Immovable object meets Morris Canal

Discarded culvert impedes progress on the trail of a pocket park

Photo by Daniel Jackovino A discarded culvert sits partially buried in a newly cleared area of the Morris Canal pocket park, along Oak Tree Lane. The culvert presents a problem to the Bloomfield Morris Canal Greenway Committee, which hopes to make the abandoned bed of the Morris Canal a recreational area.
Photo by Daniel Jackovino
A discarded culvert sits partially buried in a newly cleared area of the Morris Canal pocket park, along Oak Tree Lane. The culvert presents a problem to the Bloomfield Morris Canal Greenway Committee, which hopes to make the abandoned bed of the Morris Canal a recreational area.

BLOOMFIELD, NJ — A discarded culvert is in the way of fully completing the extension of the Morris Canal pocket park, located on Oak Tree Lane. A culvert is a concrete water pipe placed under roadbeds. The origin of this partially-buried culvert is unknown, although the Garden State Parkway is a stone’s throw away.

The effort to reclaim the bed of the Morris Canal along Oak Tree Lane as the trail to the pocket park is being undertaken by the Bloomfield Morris Canal Greenway Committee, the Department of Recreation and the Department of Public Works and Parks, which was recently at work at the site. Local Boy Scouts have done much of the manual work of the reclamation as projects for their Eagle Scout badges.

Councilman Carlos Pomares, an advocate for the Greenway Committee, acknowledged that removing the culvert will not be easy.

“It’s not going to happen in one shot,” he said in a telephone interview earlier this week. “We’re staging our approach.”

Pomares said the DPW used a small excavator to clear and extend the canal bed and expose the pipe.

“Now we have an idea of how big and heavy that thing is,” he said.
The culvert is approximately 6 feet long, 4 feet in diameter and made of concrete approximately 5 inches thick.

“Right now, the culvert is not impeding one from going by it,” Pomares said. “The ultimate goal is to remove it. We can get into there with bigger equipment or break it down into chunks. My guess is to break it down into chunks. It’s a work in progress.”

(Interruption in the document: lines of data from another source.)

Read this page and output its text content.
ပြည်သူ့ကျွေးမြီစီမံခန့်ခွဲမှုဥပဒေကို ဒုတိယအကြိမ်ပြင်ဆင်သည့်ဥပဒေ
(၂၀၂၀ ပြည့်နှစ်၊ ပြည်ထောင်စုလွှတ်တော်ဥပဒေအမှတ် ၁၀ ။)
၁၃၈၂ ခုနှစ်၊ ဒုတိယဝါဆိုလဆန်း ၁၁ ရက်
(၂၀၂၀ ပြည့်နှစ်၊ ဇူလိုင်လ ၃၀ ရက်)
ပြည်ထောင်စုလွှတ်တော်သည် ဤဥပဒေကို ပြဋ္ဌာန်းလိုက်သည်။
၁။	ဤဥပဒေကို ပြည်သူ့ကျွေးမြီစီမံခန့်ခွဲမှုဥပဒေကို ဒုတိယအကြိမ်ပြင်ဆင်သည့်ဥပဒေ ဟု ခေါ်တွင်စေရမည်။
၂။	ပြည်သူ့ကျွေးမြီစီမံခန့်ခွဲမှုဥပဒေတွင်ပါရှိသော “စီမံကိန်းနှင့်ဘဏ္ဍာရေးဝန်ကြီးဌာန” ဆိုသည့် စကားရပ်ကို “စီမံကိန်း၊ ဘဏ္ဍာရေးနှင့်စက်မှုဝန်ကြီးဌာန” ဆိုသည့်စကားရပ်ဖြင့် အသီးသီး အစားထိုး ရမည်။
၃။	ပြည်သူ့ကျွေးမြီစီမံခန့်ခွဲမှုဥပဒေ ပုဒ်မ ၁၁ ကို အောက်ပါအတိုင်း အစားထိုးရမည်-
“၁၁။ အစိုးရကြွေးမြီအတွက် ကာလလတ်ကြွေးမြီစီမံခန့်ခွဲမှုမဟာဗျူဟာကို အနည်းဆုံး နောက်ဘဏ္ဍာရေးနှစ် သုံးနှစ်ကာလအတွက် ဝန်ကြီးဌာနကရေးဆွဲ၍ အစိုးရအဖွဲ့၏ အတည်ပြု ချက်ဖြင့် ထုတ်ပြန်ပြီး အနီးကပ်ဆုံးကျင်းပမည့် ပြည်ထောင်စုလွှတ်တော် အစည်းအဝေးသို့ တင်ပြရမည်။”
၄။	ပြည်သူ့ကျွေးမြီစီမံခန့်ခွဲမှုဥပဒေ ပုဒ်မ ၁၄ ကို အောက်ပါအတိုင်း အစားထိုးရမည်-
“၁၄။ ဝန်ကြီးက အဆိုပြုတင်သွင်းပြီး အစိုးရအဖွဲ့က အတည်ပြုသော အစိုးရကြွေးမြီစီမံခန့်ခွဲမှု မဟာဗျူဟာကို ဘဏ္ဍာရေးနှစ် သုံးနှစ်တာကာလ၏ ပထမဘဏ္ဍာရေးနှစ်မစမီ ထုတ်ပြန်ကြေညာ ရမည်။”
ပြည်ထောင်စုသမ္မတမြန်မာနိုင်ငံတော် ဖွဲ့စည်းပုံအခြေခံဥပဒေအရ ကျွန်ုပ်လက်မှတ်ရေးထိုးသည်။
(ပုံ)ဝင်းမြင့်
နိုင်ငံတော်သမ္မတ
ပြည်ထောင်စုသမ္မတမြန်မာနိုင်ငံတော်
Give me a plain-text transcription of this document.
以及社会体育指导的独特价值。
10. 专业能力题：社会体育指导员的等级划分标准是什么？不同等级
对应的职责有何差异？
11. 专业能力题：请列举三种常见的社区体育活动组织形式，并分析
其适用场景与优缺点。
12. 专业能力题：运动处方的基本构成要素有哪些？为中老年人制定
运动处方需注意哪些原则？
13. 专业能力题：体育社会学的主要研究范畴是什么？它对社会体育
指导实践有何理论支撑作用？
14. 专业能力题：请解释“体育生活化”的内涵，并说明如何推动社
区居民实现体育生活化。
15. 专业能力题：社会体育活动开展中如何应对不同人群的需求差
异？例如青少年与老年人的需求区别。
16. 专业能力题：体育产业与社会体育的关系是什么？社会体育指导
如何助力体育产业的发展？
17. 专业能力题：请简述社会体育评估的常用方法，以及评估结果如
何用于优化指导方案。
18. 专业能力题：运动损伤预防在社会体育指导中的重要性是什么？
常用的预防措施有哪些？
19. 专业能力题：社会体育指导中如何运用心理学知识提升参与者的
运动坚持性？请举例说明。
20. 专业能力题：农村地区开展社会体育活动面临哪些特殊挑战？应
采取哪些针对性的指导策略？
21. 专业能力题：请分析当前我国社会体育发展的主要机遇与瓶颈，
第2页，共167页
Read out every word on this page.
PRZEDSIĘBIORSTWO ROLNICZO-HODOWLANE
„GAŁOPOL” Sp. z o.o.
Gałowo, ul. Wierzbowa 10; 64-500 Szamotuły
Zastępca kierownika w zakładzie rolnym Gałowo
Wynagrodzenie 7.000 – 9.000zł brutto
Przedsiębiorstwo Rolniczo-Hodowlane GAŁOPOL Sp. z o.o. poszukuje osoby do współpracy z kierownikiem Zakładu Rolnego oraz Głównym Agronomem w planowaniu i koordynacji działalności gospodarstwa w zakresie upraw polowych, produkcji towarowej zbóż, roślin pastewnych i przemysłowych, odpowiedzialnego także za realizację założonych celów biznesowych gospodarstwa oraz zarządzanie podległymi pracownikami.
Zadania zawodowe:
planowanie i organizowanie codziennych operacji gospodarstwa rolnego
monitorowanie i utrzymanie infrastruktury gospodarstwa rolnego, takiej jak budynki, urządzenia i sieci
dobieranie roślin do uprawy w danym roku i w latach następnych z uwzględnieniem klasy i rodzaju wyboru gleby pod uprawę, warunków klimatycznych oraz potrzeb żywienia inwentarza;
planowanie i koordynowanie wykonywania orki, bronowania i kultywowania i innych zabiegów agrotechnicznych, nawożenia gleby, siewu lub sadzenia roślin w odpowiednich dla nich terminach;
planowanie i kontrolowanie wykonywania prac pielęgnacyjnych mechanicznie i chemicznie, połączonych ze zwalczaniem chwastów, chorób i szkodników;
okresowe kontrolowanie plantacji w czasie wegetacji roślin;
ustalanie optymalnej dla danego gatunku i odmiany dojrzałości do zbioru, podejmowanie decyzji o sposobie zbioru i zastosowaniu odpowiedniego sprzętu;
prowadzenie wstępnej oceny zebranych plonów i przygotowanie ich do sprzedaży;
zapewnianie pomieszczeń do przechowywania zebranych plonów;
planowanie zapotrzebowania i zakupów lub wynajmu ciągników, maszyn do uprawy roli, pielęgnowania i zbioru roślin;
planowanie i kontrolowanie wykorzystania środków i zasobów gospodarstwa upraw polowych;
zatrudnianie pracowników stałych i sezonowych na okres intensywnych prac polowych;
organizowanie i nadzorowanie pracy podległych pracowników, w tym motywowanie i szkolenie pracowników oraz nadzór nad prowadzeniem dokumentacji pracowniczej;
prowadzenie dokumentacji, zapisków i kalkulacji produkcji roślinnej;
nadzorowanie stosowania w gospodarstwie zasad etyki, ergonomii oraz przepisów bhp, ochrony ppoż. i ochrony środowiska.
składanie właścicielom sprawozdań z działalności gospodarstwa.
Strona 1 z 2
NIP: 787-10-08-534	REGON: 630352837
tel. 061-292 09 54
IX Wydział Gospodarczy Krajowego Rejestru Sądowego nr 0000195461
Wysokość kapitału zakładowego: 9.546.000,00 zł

Site clearing of the canal bed was done by Public Works. DPW Director Anthony Nesto said a mini-excavator on loan from a supplier, was used for the job.
“Our loaders couldn’t get into there,” Nesto said last week, referring to heavier equipment. “We deal with a company which gave us the excavator as a loaner. It cost us nothing.”

He said the extended trail was cleared by Anthony Christiano, Mike Greco and Mike Connelly.

But there was no attempt to use the excavator to crack the culvert; Nesto said he did not want to take the chance of damaging the loaned equipment.

“It’s big, heavy and embedded in the dirt,” he said of the pipe. “We may have to physically jackhammer it. I don’t know how it got there.”

Pomares said he would like to call in the Scouts again to help finish the trail, but that may have to wait until the problem of the immovable object is solved.

“The culvert has been there for some time,” he said. “Trees grew around it. My thought is that it came from the Parkway. There’s a drainage ditch nearby. I think it’s related to that. No one in town can figure where it came from. But it’s a good problem to have. We have more sections of the canal bed available to us. The bigger picture is we extended the canal bed.”

One Response to "Immovable object meets Morris Canal"

  1. Dave   September 3, 2016 at 6:29 pm

    Really ? Did you ever hear of a sledge hammer ? Jack hammer or a local contractor with a full size back hoe and with one or made two he can pull it out and put it into a town or county dump truck.